The role of the teacher is pivotal. With a strong rapport and the ability to hold a room, a teacher can educate, instruct, communicate, and facilitate independent learning journeys. Feedback to students allows them to identify where they are in their academic careers.
Enables the Identification of Strengths
A major component of the teacher-to-student feedback pivots around the identification of individual strengths the young person holds. Knowing where you are academically strong is empowering, and educators play a pivotal role in helping students figure this out. When you know what you’re good at, you can use it to determine the path you will tread for the rest of your life.
Facilitates the Engagement with Weaknesses
The other side of this will always be identifying where there are gaps to be filled in. These gaps could be called weaknesses, but it is important to use more positive language in the classroom environment to avoid the assassination of self-worth. Children learn resilience through adapting and responding to their challenges, and a classroom is a significant place of exploration for all these things.
Learning How to Overcome Your Mistakes is Important
While it may feel anxiety-inducing to highlight areas of weakness, students need to interpret their mistakes in a safe space so they are better able to continue moving forward. If it’s never pointed out, it will never change. Teachers can pave the way to a higher degree of engagement by strengthening the areas where a child is struggling. It should always be a collaborative thing with a clear focus on working together to step up.
Live Quiz Strategies for Active Approaches
An educator is also able to encourage more positive communication methods during feedback sessions. This type of group work is a vital experience during learning years and it can easily be done with platforms like Vevox. Vevox (and the Vevox app) provides a highly informative experience for both students and teachers where mutual, secure exploration of classroom feedback can take place. This branch of feedback is integral to supporting positive learning habits and enabling students to think on their feet through live quizzes and so on. Sometimes, instant feedback is just as useful and it will encourage reactive engagement.
The Effects of Negative Feedback
Negative feedback must always be framed constructively. There are always going to be modules that students don’t understand or grammar points that just won’t stick. How this is approached in the classroom will be majorly influential in terms of both a child’s ability to continue their engagement with a topic and how a young person overcomes the barrier. Telling someone they’re wrong is easy to do, but showing them it’s not a big deal is another.

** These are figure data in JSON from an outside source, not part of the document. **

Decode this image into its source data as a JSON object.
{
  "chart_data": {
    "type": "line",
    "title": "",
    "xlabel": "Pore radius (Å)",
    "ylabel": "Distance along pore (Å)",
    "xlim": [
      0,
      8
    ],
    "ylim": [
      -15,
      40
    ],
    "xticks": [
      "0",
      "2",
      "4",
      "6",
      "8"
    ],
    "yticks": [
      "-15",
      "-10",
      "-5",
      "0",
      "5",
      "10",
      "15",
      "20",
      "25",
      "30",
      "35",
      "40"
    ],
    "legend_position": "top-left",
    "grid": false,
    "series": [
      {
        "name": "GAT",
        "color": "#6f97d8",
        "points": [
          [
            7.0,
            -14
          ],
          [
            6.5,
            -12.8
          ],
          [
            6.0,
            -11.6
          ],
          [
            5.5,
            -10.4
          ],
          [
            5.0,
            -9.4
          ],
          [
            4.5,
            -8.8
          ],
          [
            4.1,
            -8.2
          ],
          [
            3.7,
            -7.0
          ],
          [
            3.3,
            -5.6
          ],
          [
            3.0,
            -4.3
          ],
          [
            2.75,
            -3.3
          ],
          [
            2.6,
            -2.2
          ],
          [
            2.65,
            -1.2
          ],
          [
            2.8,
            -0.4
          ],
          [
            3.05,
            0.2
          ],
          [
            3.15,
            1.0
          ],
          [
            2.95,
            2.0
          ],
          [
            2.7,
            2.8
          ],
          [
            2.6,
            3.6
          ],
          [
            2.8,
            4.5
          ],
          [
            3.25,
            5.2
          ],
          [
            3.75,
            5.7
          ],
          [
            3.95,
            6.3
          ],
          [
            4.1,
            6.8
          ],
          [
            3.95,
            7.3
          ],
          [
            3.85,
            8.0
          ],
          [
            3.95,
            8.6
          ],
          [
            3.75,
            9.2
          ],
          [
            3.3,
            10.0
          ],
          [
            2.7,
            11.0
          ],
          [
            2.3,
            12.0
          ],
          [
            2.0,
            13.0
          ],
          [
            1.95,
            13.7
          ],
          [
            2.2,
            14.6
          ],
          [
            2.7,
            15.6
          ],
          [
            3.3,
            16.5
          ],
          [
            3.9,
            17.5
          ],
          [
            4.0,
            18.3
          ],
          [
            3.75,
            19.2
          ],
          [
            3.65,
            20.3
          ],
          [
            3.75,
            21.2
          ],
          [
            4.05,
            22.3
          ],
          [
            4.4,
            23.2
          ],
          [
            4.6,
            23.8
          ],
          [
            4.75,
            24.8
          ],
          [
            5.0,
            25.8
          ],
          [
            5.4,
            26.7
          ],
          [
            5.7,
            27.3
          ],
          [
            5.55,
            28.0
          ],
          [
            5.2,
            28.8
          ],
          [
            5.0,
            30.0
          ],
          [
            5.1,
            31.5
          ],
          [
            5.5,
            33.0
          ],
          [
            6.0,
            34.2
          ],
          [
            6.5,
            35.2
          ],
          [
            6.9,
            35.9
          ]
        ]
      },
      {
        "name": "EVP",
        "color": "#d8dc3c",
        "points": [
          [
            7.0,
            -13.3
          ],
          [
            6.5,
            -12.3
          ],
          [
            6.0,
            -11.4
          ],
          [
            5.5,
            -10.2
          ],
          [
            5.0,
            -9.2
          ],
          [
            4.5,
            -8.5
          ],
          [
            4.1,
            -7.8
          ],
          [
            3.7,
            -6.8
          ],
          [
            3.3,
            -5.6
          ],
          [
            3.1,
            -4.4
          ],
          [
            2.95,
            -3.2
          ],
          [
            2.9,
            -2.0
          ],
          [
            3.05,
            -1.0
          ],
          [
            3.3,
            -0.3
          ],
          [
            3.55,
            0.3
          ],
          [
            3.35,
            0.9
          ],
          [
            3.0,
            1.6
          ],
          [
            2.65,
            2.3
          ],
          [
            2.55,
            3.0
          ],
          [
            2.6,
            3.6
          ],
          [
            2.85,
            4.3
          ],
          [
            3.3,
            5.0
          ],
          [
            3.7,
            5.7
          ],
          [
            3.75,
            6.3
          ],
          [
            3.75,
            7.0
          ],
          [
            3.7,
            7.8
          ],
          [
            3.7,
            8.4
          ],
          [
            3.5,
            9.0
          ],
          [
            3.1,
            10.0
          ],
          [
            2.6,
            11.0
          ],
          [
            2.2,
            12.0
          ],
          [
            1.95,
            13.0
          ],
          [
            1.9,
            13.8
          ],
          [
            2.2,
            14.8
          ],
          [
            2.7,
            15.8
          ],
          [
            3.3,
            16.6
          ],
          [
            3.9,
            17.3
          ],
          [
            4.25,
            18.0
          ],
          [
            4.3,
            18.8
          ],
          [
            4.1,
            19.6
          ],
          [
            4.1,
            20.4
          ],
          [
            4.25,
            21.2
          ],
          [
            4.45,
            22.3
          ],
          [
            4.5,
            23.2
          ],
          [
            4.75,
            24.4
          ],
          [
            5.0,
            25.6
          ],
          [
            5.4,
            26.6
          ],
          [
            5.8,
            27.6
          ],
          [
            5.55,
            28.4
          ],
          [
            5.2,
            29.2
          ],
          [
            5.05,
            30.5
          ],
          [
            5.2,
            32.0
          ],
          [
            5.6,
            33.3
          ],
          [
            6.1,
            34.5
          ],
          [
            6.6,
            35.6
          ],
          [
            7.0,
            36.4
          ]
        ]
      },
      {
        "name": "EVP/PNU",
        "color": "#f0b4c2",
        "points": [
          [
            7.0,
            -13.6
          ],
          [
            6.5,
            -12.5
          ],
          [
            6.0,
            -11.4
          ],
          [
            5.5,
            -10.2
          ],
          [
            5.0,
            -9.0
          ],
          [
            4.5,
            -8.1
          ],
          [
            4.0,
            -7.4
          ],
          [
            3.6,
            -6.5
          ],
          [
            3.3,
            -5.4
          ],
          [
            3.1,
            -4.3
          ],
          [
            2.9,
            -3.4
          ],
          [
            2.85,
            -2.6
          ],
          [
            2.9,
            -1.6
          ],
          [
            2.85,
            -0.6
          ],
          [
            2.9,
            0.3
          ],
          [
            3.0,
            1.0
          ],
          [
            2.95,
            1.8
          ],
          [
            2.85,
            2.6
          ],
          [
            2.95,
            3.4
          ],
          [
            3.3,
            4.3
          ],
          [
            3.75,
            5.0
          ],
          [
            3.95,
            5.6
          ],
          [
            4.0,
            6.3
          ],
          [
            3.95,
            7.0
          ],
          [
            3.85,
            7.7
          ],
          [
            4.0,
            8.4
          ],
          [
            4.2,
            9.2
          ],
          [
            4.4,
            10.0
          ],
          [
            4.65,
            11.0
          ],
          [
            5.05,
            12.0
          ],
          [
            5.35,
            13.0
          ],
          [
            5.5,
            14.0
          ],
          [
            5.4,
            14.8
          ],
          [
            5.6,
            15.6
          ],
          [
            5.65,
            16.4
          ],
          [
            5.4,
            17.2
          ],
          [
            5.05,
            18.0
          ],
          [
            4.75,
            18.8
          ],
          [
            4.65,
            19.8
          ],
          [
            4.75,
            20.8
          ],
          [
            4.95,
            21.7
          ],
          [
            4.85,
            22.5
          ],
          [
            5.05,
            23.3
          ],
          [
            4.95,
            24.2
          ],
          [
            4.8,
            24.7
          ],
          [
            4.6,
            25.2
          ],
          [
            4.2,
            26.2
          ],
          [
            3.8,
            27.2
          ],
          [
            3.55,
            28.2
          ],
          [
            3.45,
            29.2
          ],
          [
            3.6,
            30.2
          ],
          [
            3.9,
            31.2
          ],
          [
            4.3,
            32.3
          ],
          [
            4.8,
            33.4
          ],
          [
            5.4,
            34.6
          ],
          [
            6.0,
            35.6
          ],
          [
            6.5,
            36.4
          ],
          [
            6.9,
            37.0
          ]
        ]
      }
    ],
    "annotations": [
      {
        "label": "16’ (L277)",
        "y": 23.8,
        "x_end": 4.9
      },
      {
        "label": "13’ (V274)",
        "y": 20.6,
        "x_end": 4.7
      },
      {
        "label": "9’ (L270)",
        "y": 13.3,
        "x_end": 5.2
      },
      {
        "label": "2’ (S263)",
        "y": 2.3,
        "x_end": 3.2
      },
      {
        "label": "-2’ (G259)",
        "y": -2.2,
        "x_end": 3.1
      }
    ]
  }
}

Perceptions of self-worth and self-esteem are intrinsically tied up with making mistakes. How caregivers and educators navigate this with young people is vital to their well-being and development. Negative feedback, when done correctly, can be a moment of empowerment vs. a moment where a young person shuts down and disengages. So, how can negative feedback be delivered more suitably?
Focus on the Solution
There is little point in sitting there with a student and telling them all the ways that they are wrong. Focusing on the solution is arguably more constructive for their development and your moral compass. Focusing on the solution looks like really thinking about where this learning barrier needs to shift and what it’s going to take to make that happen.
Never Make it Personal
There are bound to be subject matters that people struggle with along the way. Everyone has their niche and area of interest, after all, and each child brings different skills to the table. Educators must always focus on the educational problem on the table, not the student. By avoiding tying personal feelings and personal opinions, and also stepping away from talking about the child as opposed to their work, half the battle is won. There will always be a more positive outcome if the conversation focuses on the issue at hand as opposed to trigger phrases like ‘you don’t do this’ and ‘you should be doing that’.
Feedback is a normal part of a student’s journey. There will have to be interaction with the teacher to enhance their learning outcomes, but how this is delivered and the ways it impacts are vital considerations. The wrong words at the wrong time can crush a spirit, but the right words delivered at a pivotal moment will bring resolution and boost confidence.